16 March 2026, 22:10

Wasserstoffbranche zwischen Kursstürzen und neuen Großprojekten – wer setzt sich durch?

Ein elegantes, modernes Wasserstoff-Brennstoffzellen-Elektrofahrzeug mit glänzendem schwarzen Finish, das mit seinen Komponenten einschließlich der Batterie und des Kraftstofftanks beschriftet ist, vor einem hellgelben Hintergrund.

Wasserstoffbranche zwischen Kursstürzen und neuen Großprojekten – wer setzt sich durch?

Wasserstoffunternehmen erleben gemischte Entwicklungen, während schwankende Ölpreise neue Chancen für die Branche eröffnen. Während einige Firmen mit schwacher Nachfrage und Skepsis der Anleger kämpfen, treiben andere große Projekte voran. Aktuelle Kursbewegungen spiegeln sowohl die Herausforderungen als auch das verhaltene Optimismus in der Industrie wider.

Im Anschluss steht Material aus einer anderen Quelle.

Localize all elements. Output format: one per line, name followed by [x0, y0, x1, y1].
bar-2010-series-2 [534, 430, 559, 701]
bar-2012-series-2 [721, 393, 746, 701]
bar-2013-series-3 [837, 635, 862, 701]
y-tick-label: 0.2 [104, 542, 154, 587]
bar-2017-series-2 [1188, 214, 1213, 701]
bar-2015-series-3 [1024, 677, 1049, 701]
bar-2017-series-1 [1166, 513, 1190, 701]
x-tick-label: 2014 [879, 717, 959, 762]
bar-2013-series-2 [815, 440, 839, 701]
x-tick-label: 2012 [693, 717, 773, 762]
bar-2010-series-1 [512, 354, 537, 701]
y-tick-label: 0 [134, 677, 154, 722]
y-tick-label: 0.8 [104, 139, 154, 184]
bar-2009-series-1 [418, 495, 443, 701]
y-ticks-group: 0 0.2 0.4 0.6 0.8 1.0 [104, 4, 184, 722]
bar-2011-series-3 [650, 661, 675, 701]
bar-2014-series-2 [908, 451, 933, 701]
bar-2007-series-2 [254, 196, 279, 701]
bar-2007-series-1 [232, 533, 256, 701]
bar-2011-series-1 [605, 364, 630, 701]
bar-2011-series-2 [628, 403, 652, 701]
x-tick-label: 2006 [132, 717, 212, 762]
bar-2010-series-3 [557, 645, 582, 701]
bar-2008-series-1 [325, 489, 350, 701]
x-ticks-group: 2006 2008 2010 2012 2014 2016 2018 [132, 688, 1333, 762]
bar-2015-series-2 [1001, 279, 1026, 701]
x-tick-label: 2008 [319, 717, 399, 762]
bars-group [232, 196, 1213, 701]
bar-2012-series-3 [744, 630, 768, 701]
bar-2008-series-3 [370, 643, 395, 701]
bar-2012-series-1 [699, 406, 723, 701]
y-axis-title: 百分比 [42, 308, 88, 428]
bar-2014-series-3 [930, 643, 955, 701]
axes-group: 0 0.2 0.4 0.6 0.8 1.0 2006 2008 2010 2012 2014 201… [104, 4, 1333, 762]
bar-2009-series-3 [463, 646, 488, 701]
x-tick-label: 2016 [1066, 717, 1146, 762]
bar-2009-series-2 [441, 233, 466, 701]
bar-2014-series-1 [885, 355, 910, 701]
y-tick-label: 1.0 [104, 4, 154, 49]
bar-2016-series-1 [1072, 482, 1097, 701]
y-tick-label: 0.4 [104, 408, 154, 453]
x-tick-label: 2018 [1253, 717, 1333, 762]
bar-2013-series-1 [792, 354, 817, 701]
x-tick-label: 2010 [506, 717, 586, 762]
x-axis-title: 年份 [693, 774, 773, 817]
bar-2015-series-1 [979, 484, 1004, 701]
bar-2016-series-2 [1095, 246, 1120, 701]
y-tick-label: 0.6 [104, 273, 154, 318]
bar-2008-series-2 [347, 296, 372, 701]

Der norwegische Wasserstoffspezialist Nel ASA notiert mit einem Aktienkurs nahe dem Allzeittief von 0,17 Euro. Dennoch startete das Unternehmen am Montag im Stuttgarter Handel mit einem Plus von 2,5 Prozent. Die Unternehmensführung betont weiterhin ihr Vertrauen in das langfristige Potenzial von Wasserstoff – trotz schwacher Auftragseingänge und früherer Rückschläge.

Auch das britische Unternehmen ITM Power verzeichnete einen Dämpfer: Die Aktie verlor am Montag 2,1 Prozent, obwohl das Unternehmen kurz zuvor die finale Investitionsentscheidung für ein weiteres Großprojekt bekannt gegeben hatte. Anleger zeigen sich zurückhaltend und warten auf deutlichere Erfolgszeichen, bevor sie neues Vertrauen fassen.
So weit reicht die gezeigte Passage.